Republican opposition to the Democrats’ 2010 health care overhaul law is intense, with 73% of Republicans having an unfavorable view of it. By contrast, 62% of Democrats view it favorably.

The survey also found that most Republican voters don’t agree with the attack on GOP presidential candidate Mitt Romney that the health care law he signed as governor of Massachusetts is similar to the federal law. Some 30% said they felt Mr. Romney’s views on health care were akin to President Barack Obama’s, but almost half said the former governor’s views are different, and 22% didn’t answer.

So Romney’s big federalism talking point was enough to defuse this issue for fully half of the Republican electorate, notwithstanding his comfort with mandates in the abstract. I wonder if that’s a testament to the effectiveness of his campaign’s messaging or the catastrophic failure by his opponents to put this issue front and center. Only Santorum has scored real points on it, after all, and only in the debates this week.

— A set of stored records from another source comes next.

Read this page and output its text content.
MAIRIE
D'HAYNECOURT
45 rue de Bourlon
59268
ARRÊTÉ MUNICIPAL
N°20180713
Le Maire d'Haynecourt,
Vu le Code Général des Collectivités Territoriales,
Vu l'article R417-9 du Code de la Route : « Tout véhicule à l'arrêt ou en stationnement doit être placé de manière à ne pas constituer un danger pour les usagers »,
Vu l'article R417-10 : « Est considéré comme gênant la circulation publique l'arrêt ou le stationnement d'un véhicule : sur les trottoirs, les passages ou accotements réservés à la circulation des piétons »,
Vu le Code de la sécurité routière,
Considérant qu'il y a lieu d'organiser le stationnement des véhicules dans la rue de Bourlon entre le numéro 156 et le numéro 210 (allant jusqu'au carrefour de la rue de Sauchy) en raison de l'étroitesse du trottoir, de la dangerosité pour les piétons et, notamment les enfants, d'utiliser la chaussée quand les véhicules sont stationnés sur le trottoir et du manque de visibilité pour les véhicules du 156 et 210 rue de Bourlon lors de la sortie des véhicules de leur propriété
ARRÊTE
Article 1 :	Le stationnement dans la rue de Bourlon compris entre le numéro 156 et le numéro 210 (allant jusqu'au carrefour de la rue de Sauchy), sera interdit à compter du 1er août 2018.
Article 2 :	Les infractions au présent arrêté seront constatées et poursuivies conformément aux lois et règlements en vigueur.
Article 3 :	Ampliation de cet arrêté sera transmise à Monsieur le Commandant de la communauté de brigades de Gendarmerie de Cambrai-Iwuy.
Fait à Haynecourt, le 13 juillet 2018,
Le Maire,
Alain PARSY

Question: Has Romney addressed at length the core ideological problem that most conservatives have with health-insurance mandates, namely, their potential to expand into non-insurance realms? George Will likes to use the hypothetical of Congress forcing overweight people to enroll in Weight Watchers; Romney would oppose that on federalism grounds, but what if the Massachusetts legislature did the same thing as a cost-effective way to reduce the expense of treating obesity-related illnesses later? Would that be constitutional? (The Commerce Clause wouldn’t apply but privacy/bodily autonomy rights might.) Should we shrug it off on grounds that residents who object can vote with their feet and move to Vermont or New Hampshire? What’s the limiting principle on your freedom to decide how to spend your money on your own health? Exit quotation from NPR, quoting a professor at the Harvard School of Public Health: “Romney has given in this entire presidential campaign last evening what I believe is the most effective and persuasive rationale and defense of the individual mandate.” Terrific.